# General formula for the exponential of a block matrix

Let $$M = \begin{pmatrix}A& B\\C& D\end{pmatrix}.$$ Is there a general formula for $e^M$ in terms of the sub-matrices $A$, $B$, $C$ and $D$? If not, can anything useful be said about the properties of $e^M$, given properties of its component blocks?

I've tried a few different approaches but haven't got anywhere, mostly because the formula $e^{A + B}=e^Ae^B$ only works if $A$ and $B$ commute.

If it helps, I'm most interested in the case where $M$ is a symmetryic real matrix, and an 'infinitesimal stochastic' matrix in particular. (An infinitesimal stochastic matrix is a symmetric real matrix whose column sums are all zero, and which has no negative off-diagonal elements.) If there are other special sub-classes of matrices for which something useful can be said here, I would be interested to know that.

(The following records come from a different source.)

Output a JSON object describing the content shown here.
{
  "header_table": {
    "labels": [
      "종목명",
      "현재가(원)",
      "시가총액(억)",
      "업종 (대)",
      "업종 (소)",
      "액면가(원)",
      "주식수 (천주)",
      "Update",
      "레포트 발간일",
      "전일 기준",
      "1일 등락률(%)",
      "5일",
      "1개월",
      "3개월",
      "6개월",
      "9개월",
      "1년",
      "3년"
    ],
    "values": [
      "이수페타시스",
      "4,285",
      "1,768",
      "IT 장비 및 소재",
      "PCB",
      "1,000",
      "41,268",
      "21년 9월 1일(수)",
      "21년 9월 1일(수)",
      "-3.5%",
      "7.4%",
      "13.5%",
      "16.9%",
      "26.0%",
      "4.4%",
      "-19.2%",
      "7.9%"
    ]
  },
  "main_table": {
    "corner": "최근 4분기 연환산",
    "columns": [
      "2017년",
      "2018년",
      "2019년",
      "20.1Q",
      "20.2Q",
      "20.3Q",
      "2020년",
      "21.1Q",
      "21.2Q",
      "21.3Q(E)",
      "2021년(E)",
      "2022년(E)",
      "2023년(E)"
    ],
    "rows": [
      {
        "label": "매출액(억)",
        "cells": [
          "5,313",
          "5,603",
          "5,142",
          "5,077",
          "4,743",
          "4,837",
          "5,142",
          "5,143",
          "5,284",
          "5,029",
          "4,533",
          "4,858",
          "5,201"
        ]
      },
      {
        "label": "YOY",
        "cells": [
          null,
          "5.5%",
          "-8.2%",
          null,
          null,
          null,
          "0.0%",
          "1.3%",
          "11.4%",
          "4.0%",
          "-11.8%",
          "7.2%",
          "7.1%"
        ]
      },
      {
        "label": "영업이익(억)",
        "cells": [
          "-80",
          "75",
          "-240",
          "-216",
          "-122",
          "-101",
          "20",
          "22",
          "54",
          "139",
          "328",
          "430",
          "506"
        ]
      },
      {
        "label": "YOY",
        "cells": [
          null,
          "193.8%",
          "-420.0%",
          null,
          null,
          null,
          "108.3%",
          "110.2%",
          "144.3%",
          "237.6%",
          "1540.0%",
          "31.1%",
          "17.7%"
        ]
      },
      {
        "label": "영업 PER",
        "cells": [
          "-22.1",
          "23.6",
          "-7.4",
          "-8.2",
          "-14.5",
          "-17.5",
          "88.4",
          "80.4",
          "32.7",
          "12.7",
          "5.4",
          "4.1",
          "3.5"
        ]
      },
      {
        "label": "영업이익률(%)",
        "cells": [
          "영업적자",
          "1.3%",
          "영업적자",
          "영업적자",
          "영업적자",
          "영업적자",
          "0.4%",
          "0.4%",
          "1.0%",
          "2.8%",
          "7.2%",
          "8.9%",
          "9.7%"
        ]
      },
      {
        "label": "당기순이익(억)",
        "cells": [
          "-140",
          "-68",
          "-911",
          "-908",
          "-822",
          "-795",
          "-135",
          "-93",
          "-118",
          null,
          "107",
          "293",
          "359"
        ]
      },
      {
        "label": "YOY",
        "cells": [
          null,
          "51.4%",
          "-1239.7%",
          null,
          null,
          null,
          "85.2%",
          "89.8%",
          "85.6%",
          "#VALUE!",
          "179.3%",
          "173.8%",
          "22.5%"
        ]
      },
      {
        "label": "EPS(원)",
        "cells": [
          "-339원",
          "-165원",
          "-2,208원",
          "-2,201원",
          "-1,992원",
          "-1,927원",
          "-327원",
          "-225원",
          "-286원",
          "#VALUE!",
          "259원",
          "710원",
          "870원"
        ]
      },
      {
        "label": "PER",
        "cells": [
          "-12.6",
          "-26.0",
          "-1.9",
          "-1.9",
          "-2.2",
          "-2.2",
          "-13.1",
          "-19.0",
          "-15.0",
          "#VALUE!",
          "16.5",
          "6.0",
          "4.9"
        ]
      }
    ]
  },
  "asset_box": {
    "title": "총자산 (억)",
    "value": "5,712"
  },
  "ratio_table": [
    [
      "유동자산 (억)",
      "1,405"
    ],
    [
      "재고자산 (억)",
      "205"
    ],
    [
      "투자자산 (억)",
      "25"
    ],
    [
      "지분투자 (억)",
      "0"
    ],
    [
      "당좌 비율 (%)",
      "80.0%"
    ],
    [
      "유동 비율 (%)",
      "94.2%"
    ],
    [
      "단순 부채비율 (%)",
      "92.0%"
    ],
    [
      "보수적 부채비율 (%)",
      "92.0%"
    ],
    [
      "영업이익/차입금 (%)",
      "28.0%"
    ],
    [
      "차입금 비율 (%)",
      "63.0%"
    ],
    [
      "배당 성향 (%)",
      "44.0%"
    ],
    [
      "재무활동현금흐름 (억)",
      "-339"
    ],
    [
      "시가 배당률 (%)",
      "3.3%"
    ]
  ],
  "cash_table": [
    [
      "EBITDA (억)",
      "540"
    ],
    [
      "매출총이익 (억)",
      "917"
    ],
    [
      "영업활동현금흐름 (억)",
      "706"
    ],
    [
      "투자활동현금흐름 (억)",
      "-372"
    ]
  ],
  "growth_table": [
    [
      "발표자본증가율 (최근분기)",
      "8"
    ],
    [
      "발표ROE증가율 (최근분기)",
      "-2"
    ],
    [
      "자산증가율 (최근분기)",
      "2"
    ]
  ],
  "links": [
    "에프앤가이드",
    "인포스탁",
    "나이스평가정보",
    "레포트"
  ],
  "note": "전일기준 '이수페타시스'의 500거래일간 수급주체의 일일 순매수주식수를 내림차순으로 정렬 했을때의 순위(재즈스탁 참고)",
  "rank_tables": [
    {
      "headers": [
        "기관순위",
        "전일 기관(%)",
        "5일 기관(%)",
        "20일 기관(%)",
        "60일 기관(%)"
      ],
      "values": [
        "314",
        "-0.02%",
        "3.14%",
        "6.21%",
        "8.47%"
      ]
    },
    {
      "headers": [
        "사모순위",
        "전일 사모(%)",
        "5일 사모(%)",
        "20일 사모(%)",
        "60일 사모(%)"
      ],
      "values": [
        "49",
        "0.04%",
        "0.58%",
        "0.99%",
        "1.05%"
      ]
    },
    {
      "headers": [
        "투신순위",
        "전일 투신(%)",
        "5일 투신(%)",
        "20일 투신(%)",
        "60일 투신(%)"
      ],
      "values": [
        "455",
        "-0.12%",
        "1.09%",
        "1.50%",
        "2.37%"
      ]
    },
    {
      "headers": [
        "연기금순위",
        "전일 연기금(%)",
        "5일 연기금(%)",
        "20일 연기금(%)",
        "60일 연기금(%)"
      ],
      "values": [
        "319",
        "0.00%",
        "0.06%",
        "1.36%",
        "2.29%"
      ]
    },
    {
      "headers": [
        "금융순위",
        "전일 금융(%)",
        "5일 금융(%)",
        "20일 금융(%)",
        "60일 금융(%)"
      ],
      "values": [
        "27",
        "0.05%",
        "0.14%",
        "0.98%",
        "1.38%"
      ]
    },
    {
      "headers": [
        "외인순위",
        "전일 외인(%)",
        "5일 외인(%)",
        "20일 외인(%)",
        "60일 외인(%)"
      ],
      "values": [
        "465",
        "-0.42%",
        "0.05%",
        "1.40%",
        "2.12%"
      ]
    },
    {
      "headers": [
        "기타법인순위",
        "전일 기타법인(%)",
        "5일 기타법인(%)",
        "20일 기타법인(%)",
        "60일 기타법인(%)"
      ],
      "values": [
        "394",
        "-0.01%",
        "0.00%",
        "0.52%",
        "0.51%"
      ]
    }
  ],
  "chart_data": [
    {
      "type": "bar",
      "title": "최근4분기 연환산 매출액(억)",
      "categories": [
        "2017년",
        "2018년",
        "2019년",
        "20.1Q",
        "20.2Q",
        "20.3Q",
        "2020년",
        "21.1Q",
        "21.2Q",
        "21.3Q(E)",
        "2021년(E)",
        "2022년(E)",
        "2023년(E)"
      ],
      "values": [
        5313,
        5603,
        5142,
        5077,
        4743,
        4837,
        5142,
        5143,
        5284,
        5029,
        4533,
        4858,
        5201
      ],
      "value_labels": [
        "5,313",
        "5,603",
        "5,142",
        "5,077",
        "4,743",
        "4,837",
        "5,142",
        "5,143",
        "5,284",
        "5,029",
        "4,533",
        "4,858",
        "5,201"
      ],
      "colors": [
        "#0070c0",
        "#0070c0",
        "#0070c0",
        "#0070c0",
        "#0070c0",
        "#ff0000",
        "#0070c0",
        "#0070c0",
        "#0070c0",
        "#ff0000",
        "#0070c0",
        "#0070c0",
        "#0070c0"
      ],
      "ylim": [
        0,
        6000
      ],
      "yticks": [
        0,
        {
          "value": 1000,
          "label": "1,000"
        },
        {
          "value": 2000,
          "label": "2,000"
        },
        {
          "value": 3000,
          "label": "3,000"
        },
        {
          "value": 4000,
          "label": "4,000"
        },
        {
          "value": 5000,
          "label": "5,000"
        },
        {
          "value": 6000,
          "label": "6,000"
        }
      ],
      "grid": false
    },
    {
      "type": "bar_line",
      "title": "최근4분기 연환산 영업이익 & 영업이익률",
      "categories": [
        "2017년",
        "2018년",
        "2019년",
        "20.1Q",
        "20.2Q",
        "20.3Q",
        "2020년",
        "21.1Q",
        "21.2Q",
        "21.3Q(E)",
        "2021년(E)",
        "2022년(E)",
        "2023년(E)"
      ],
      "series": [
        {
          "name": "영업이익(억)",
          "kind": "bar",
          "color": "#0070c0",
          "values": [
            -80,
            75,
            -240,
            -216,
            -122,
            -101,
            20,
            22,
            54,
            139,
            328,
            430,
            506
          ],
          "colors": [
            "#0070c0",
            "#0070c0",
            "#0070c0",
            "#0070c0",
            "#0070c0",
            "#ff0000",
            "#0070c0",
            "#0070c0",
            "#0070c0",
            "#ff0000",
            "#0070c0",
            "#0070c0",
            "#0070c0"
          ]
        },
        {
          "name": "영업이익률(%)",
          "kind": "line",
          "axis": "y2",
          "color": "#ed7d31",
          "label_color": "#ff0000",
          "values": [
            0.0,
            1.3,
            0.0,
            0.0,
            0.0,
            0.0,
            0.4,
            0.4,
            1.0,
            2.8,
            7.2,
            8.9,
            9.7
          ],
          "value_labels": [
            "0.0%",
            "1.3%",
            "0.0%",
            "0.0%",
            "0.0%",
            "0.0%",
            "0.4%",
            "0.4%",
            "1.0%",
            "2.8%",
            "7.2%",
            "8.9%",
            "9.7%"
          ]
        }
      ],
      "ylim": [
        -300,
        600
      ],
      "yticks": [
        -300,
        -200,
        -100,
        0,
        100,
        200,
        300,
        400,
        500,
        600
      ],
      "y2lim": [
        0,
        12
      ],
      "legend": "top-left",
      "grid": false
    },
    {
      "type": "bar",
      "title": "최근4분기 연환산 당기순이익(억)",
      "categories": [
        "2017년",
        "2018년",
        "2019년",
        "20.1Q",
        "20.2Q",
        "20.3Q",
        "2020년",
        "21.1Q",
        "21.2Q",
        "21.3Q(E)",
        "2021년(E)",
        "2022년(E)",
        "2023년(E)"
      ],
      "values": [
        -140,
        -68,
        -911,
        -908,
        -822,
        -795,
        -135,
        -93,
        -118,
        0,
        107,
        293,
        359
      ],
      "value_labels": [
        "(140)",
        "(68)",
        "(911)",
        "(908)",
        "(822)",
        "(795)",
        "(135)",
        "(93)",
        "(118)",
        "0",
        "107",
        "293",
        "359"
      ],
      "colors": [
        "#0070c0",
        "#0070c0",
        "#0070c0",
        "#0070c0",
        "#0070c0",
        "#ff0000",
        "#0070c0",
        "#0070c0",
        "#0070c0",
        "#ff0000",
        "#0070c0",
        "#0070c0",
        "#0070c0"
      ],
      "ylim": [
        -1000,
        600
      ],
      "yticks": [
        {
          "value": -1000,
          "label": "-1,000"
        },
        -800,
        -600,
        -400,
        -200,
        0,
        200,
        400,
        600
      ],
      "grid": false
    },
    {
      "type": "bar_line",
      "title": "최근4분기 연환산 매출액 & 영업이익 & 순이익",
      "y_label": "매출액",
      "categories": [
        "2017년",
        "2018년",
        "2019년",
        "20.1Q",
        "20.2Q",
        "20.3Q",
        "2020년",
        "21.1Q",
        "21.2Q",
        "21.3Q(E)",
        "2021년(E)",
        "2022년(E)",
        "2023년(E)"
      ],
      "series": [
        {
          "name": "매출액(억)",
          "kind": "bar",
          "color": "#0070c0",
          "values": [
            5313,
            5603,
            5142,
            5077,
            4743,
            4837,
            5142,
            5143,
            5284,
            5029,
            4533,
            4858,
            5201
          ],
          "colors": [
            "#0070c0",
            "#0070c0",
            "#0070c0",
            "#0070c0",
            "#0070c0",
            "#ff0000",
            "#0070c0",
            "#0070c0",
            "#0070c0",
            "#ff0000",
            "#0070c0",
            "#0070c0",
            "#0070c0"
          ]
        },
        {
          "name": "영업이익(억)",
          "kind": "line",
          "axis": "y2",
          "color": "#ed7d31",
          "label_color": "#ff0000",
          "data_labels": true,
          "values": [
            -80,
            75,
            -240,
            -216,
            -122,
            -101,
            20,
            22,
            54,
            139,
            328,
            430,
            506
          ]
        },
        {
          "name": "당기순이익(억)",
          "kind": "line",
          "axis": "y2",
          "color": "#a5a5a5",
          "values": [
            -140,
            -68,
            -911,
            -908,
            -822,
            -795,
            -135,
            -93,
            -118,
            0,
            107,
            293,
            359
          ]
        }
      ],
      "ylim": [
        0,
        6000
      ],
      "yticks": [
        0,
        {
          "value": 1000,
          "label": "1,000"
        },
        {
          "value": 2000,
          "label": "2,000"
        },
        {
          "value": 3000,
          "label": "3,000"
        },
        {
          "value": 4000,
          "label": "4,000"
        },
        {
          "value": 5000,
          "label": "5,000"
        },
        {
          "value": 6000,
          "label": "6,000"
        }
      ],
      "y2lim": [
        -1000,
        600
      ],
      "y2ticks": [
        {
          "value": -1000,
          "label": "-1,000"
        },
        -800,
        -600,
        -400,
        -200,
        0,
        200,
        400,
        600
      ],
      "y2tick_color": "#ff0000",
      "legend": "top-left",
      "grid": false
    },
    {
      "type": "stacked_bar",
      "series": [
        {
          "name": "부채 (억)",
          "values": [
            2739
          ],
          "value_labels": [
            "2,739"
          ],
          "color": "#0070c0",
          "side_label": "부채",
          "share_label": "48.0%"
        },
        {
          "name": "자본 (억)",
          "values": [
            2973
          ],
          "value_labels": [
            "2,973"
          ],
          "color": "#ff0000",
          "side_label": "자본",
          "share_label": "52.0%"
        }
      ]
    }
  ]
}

• the case where $M$ is a real symmetric matrix, or where the sub-matrices are? – Thoth Oct 23 '15 at 5:33
• Since any matrix $M$ can be represented in block form as indicated, it is unclear why any special expression for the exponential of $M$ ought to be expected. – hardmath Oct 23 '15 at 5:39
• @Thoth the case where $M$ is - I've clarified in the question – Nathaniel Oct 23 '15 at 7:01
• @hardmath that's a good point. (I was coming from the point of view of "it would be really useful to me if there was a formula for this," not "I have some reason to expect there would be a formula for this.") I've edited the question to ask whether there's anything else that can be said about $e^M$, given properties of its component blocks. – Nathaniel Oct 23 '15 at 7:02
• I doubt you can say much about $A,B,C,D$, but if $M$ is symmetric then it has an eigen-decomp as $M=P^TDP$ and so I think you have $e^M=P^Te^DP$. I don't know if that helps any. $D$ contains the (possibly absolute value or squared can't remember) eigenvalues of $M$, but unless the top right or bottom left block is the zero block, there is no relationship known between the eigenvalues of the blocks and the eigenvalues of $M$. – Thoth Oct 23 '15 at 8:35

If $$M$$ is a squared symmetric real matrix then $$\begin{equation} M=\begin{pmatrix} A & B \\ B^\top & C\end{pmatrix}. \end{equation}$$ If $$B=0$$, then $$\begin{equation} \exp(M)=\begin{pmatrix} \exp(A) & 0 \\ 0 & \exp(C)\end{pmatrix}. \end{equation}$$
Moreover, since $$M$$ is symmetric positive semidefinite then it is diagonalizable, i.e. $$M=V D V^\top$$ with $$D$$ diagonal matrix and $$V$$ orthogonal matrix where each column is an eigenvector of $$M$$. If you work a bit with the relation $$\begin{equation}\begin{pmatrix} D_1 & 0 \\ 0 & D_2\end{pmatrix}= D=V^\top M V = \begin{pmatrix} V_1^\top & V_3^\top \\ V_2^\top & V_4^\top\end{pmatrix}\begin{pmatrix} A & B \\ B^\top & C\end{pmatrix}\begin{pmatrix} V_1 & V_2 \\ V_3 & V_4\end{pmatrix}.\end{equation}$$ you might find the block diagonal matrices $$D_1$$ and $$D_2$$ and block matrices $$V_1$$, $$V_2$$, $$V_3$$ and $$V_4$$. Hence you can apply $$\exp(M)=V\exp(D)V^\top$$.